Fafarman, you are such a troll. Indeed “the British” once regarded Piltman Man a source of national pride, but they no longer do, due to scientists demonstrating that it was a hoax. It’s not really ironic, since religious dogma and national pride aren’t all that different in character.
truth machine says
If your goal is tolerance of atheism you can not attain it by being intolerant
This is such bullshit. The intolerance of atheism consists of denying that atheists have the right of citizenship or to hold office, and the attempt to destroy science as the supposed agent of atheism; the intolerance of religion consists of the criticism of irrational ideas and resistance to imposition of religion via what should be secular govermental institutions.

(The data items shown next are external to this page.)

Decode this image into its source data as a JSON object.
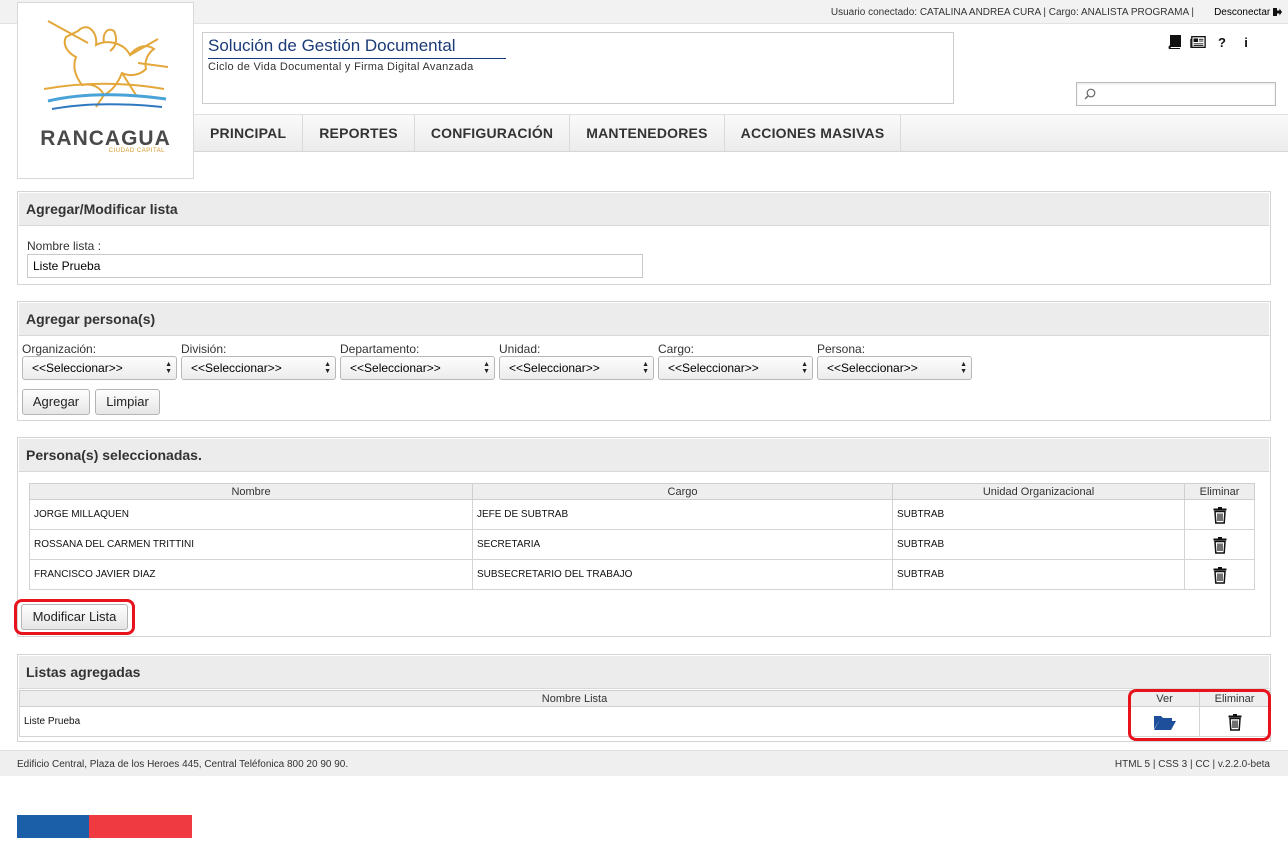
{
  "topbar": {
    "user_info": "Usuario conectado: CATALINA ANDREA CURA | Cargo: ANALISTA PROGRAMA |",
    "logout_label": "Desconectar"
  },
  "logo": {
    "city": "RANCAGUA",
    "subtitle": "CIUDAD CAPITAL"
  },
  "header": {
    "title": "Solución de Gestión Documental",
    "subtitle": "Ciclo de Vida Documental y Firma Digital Avanzada",
    "icons": [
      "book-icon",
      "newspaper-icon",
      "help-icon",
      "info-icon"
    ],
    "search_placeholder": ""
  },
  "nav": {
    "items": [
      "PRINCIPAL",
      "REPORTES",
      "CONFIGURACIÓN",
      "MANTENEDORES",
      "ACCIONES MASIVAS"
    ]
  },
  "panel_list": {
    "title": "Agregar/Modificar lista",
    "name_label": "Nombre lista :",
    "name_value": "Liste Prueba"
  },
  "panel_persons": {
    "title": "Agregar persona(s)",
    "filters": [
      {
        "label": "Organización:",
        "value": "<<Seleccionar>>"
      },
      {
        "label": "División:",
        "value": "<<Seleccionar>>"
      },
      {
        "label": "Departamento:",
        "value": "<<Seleccionar>>"
      },
      {
        "label": "Unidad:",
        "value": "<<Seleccionar>>"
      },
      {
        "label": "Cargo:",
        "value": "<<Seleccionar>>"
      },
      {
        "label": "Persona:",
        "value": "<<Seleccionar>>"
      }
    ],
    "add_label": "Agregar",
    "clear_label": "Limpiar"
  },
  "panel_selected": {
    "title": "Persona(s) seleccionadas.",
    "columns": [
      "Nombre",
      "Cargo",
      "Unidad Organizacional",
      "Eliminar"
    ],
    "rows": [
      {
        "nombre": "JORGE MILLAQUEN",
        "cargo": "JEFE DE SUBTRAB",
        "unidad": "SUBTRAB"
      },
      {
        "nombre": "ROSSANA DEL CARMEN TRITTINI",
        "cargo": "SECRETARIA",
        "unidad": "SUBTRAB"
      },
      {
        "nombre": "FRANCISCO JAVIER DIAZ",
        "cargo": "SUBSECRETARIO DEL TRABAJO",
        "unidad": "SUBTRAB"
      }
    ],
    "modify_label": "Modificar Lista"
  },
  "panel_lists": {
    "title": "Listas agregadas",
    "columns": [
      "Nombre Lista",
      "Ver",
      "Eliminar"
    ],
    "rows": [
      {
        "nombre": "Liste Prueba"
      }
    ]
  },
  "footer": {
    "address": "Edificio Central, Plaza de los Heroes 445, Central Teléfonica 800 20 90 90.",
    "tech": "HTML 5 | CSS 3 | CC | v.2.2.0-beta"
  },
  "colors": {
    "highlight": "#e8121c",
    "title_blue": "#1b3a78",
    "flag_blue": "#1a5fa8",
    "flag_red": "#ef3a41",
    "folder_blue": "#1d4f9a"
  }
}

who are more than willing to be tolerant when they aren’t being forced to defend themselves.
This tolerance of atheism is as fictional as your god. Insistence that I must be tolerant of stupidity and ignorance is itself intolerance of freedom of speech and thought.
Larry Fafarman says
truth machine said ( August 14, 2006 06:04 PM ) —
Note that I said that the British “once” regarded the Piltdown Man as a source of national pride — I did not say that they do now.
I was just contrasting the attitudes of the Kenyan fundies and the British towards their respective national hominid fossils. You are reading more into my statement than what I intended.
BTW, I think that Dr. Leakey made a faux pas when he said that the hominid fossil collection is “one of Kenya’s very few global claims to fame.” I think that a lot of Kenyans would not want to be reminded of that even if it were true. The Daily Telegraph reported, http://www.telegraph.co.uk/news/main.jhtml?xml=/news/2006/08/12/wleakey12.xml
Also, it was not necessary for him to say that “[t}he National Museums of Kenya should be extremely strong in presenting a very forceful case for the evolutionary theory of the origins of mankind.” Why not just let the museums house the fossils and let that “forceful case” for evolutionary theory be made elsewhere? Leakey should not push his luck in a place like Africa. Africa can be very volatile and unstable, as has been shown in such places as Uganda, Somalia, Sudan, Liberia, and Zimbabwe. I think that for the fossils’ safety, they should be moved to a back room of the museum and maybe some of the fossils should even be moved out of the country. Better safe than sorry.
Also, Kenya need not depend on this hominid fossil museum to attract tourists. Kenya has a lot of national parks with a lot of wildlife and scenery.